Author Colm Tóibín's "The Testament of Mary" is the slimmest book to be nominated for the 2013 Booker Prize after the shortlist was announced earlier this week.
The book consists of 104 pages and 30,000 words. Many speculated whether the book was actually a novel or a short story. However, according to Judge Robert Douglas-Fairhurst, there were many reasons that Tóibín's book qualified as a novel
"Yes it is compact, but it is also dense and it is far-reaching. This is a short novel but one we felt is long in the memory," he said.
Six books were shortlisted and nominated for the 2013 Booker Prize.

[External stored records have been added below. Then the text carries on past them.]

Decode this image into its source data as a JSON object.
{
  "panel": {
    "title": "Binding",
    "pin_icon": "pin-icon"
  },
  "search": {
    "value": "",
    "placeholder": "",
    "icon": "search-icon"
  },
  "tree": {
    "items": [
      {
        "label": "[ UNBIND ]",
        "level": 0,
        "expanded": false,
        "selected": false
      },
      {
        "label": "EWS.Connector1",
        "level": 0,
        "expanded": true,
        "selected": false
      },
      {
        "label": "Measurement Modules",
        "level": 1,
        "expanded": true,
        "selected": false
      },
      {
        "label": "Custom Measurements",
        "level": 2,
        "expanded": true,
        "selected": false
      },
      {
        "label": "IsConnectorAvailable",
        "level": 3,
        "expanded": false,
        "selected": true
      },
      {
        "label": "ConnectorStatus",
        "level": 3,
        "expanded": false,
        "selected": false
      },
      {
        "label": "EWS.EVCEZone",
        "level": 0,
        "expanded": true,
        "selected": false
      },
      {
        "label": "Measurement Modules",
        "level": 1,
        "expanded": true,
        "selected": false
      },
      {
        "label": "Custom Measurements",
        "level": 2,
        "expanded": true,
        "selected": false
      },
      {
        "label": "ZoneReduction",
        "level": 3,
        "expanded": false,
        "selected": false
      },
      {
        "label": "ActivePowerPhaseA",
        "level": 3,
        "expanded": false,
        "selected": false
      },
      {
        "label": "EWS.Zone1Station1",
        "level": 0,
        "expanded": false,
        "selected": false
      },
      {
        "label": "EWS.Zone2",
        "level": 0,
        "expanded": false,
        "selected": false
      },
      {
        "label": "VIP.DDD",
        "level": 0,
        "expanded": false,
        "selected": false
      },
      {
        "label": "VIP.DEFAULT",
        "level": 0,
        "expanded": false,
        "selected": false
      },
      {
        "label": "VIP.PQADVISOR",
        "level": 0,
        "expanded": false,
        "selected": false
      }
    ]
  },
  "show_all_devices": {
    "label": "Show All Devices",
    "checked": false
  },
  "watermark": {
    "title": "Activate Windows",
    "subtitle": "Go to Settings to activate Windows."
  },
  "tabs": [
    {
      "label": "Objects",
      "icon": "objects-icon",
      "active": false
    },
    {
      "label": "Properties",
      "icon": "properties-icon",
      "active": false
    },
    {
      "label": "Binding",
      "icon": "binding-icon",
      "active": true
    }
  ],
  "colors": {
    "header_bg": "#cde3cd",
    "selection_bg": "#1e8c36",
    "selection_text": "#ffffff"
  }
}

The other five books include:
- We Need New Names by NoViolet Bulawayo (Chatto & Windus)
- The Luminaries by Eleanor Catton (Granta)

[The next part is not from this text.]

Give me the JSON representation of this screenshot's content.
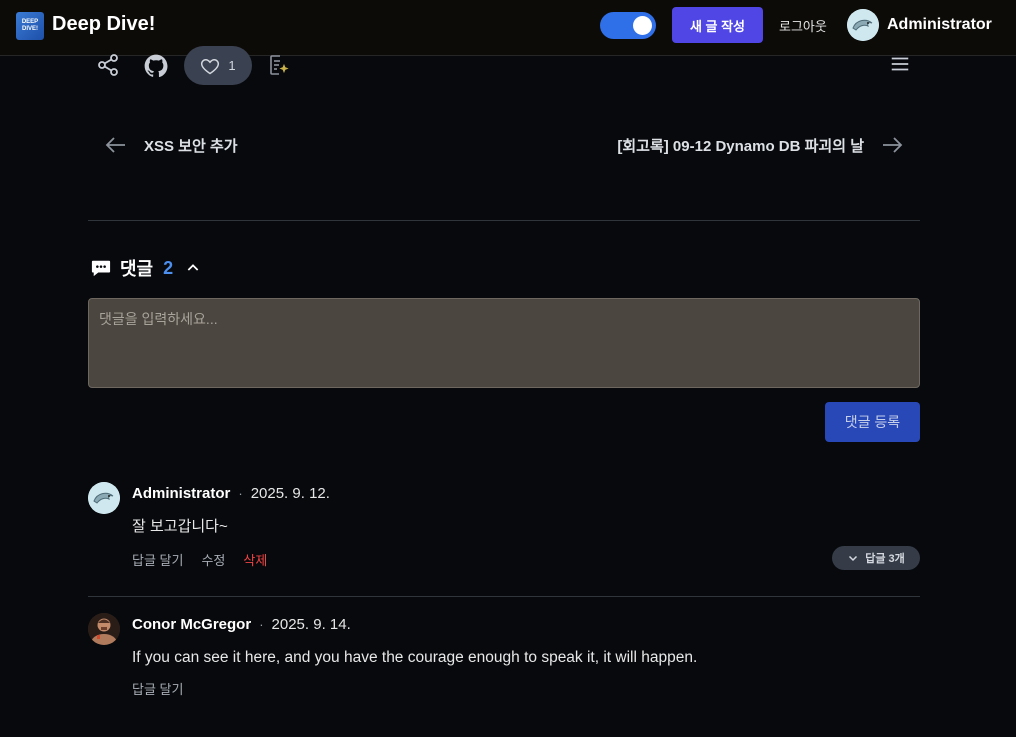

- The Harvest by Jim Crace (Picador)
- The Lowland by Jhumpa Lahiri (Bloomsbury)
- A Tale for the Time Being by Ruth Ozeki (Canongate)
"This is a shortlist that shows the English language novel to be a form of world literature. It is a shortlist that crosses continents, joins countries and spans the centuries," chair of judges, Robert Macfarlane said in a press statement. "If anything connected the works, it was that they were all about ways of relating. They are all, all about the strange ways people are brought together and the painful ways in which they are held apart."
Other judges include BBC broadcaster Martha Kearney, the classicist and critic Natalie Haynes, and the former literary editor of Scotland on Sunday Stuart Kelly. The winner of the prize will be announced October 17.